Er strich mir sehnsüchtig mit dem Daumen über meine Wange. „Du solltest mich hassen", flüsterte er.
Ich schnaubte traurig. „Oh Erik." Ich schüttelte den Kopf. „Du bist der letzte Mensch auf dieser Welt, den ich jemals hassen könnte." Ich legte meine Stirn an seine und schloss die Augen. „Ich liebe dich, Erik", wisperte ich. „Es gibt nur einen Menschen auf der Welt, den ich mehr liebe." Auch wenn ich erst vorgestern erfahren hatte, dass dieser Mensch noch am Leben war.
Erik lachte erstickt, er verzog schmerzvoll das Gesicht. „Gott, Prila, ich liebe dich auch", hauchte er. „Auch wenn meine Rangliste ähnlich aussieht."
Ich lächelte und schlang die Arme enger um ihn. „Versprich mir, dass, wenn das alles vorbei ist, wir Bente zu uns holen und wir drei uns nie wieder trennen."
„Machst du mir gerade einen Heiratsantrag?", fragte er.
Ich lachte leise. „Klingt so. Oder ist das – ist das bescheuert?"
Er schüttelte ernst den Kopf. „Ich wusste immer, dass es keine andere außer dich gibt. Ich liebe dich so sehr, Prila, weißt du das eigentlich? Und ich schwöre es. Du wirst bei Bente sein." Er fuhr mit seinen Lippen meine Schläfe hinab. „Aprilia, ich werde alles dafür tun, um die letzten Jahre wieder gutzumachen. Ich verspreche es dir."
Ich sagte nichts, sondern küsste ihn wieder. Nach einigen Minuten löste ich mich von ihm und entriegelte die Bremse, der Fahrstuhl fuhr weiter aufwärts.

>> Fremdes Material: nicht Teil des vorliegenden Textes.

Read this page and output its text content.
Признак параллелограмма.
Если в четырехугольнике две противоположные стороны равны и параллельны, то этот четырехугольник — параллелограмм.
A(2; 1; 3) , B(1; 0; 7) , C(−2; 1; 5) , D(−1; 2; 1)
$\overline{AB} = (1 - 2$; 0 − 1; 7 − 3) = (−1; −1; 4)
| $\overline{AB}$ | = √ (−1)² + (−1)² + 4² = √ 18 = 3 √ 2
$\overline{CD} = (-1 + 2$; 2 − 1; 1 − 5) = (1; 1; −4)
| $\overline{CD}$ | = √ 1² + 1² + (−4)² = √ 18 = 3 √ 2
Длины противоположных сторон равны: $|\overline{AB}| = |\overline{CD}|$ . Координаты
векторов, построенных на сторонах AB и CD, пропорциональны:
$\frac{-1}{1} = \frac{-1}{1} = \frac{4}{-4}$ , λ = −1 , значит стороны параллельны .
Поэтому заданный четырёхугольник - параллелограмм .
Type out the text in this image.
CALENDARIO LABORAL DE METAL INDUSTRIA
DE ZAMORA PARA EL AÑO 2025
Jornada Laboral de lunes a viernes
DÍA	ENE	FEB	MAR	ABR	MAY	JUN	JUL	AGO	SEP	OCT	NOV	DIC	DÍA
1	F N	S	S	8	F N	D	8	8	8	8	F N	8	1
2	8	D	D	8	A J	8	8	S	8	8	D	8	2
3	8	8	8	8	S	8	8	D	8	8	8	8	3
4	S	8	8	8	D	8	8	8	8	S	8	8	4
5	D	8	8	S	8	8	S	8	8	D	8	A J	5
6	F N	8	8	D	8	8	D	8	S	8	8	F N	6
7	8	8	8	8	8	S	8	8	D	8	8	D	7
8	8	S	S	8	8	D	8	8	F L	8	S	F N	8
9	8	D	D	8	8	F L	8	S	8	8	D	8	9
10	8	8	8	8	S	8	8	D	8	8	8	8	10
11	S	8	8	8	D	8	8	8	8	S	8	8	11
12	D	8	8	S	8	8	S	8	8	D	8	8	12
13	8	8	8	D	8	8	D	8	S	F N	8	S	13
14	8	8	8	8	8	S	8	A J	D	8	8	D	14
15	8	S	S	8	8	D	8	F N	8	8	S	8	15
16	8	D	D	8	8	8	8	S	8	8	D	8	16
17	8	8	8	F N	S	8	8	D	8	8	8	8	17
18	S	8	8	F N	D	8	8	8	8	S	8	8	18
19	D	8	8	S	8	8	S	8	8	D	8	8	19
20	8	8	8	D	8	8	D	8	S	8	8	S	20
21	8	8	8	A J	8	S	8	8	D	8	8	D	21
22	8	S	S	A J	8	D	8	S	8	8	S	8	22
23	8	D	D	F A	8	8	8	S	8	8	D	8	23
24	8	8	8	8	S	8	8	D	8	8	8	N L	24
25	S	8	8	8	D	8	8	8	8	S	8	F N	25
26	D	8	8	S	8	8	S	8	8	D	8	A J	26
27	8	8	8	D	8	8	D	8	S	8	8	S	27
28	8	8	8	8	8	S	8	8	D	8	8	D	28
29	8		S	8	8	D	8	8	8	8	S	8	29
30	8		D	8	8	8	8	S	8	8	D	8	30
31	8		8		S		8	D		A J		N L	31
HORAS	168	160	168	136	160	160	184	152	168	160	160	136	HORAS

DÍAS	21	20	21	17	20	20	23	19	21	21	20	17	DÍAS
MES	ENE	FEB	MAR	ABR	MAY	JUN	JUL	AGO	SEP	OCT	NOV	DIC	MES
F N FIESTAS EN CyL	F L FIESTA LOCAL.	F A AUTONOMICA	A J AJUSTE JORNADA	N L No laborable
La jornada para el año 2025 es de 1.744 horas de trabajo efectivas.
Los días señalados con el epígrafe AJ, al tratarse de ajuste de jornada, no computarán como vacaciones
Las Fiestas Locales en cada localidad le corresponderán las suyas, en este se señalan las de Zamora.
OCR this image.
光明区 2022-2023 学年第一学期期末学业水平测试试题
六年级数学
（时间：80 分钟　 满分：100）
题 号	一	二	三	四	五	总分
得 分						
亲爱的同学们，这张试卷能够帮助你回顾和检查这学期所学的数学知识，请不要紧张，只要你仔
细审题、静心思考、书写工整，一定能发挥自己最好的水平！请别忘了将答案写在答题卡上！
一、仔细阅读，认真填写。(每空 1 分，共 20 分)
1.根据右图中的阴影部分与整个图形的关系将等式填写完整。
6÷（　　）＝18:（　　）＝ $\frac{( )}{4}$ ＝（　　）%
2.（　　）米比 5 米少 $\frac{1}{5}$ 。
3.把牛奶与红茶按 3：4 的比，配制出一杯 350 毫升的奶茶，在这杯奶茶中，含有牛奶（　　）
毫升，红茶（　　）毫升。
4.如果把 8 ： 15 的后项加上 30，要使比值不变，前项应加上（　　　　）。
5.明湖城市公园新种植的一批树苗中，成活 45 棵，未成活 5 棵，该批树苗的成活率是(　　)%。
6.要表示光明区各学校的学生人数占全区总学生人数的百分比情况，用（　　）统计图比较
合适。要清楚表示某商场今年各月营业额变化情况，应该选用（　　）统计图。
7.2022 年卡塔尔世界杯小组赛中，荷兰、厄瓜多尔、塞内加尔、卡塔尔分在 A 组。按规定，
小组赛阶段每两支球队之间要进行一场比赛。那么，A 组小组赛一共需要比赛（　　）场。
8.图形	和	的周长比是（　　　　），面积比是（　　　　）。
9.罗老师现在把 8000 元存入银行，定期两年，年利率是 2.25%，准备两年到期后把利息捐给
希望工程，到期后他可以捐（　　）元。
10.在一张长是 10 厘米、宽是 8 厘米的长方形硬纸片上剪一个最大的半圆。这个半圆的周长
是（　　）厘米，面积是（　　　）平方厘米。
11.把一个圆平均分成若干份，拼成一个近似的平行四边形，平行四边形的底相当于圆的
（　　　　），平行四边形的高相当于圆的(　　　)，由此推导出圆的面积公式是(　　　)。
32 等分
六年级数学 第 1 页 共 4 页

„Oh, da fällt mir ein ..." Ich lehnte etwas außer Atem an der Wand und musterte ihn. „Vielleicht hätte ich dich vorher fragen sollen, ob du in einer Beziehung bist, was?"
Er lachte. „Stimmt. Hätte wirklich komisch werden können, Prila."
Dieses Lachen, diese Grübchen – einfach alles an diesem Mann war unwiderstehlich. Ja, ich hatte Angst. Dass wir zu unterschiedliche Menschen geworden waren, dass er nach kurzer Zeit feststellen würde, dass ich nicht mehr die gleiche war wie mit siebzehn, oder – davor fürchtete ich mich am meisten – dass Frederiks Plan nicht aufgehen und sich nichts ändern würde.
Aber seit ich wusste, dass Bente am Leben war, gab es etwas, wofür sich das Hoffen und das Kämpfen lohnte. Ich wollte meine Tochter kennenlernen. Ich wollte ein Haus mit einem Klavier, ich wollte jeden Tag mein Kind sehen, mit ihr am Strand im Sand spielen, mit ihr Filme gucken, mit ihr kochen und ihr Trompete vorspielen. Ich wollte jede Nacht neben Erik einschlafen und am nächsten Tag neben ihm aufwachen.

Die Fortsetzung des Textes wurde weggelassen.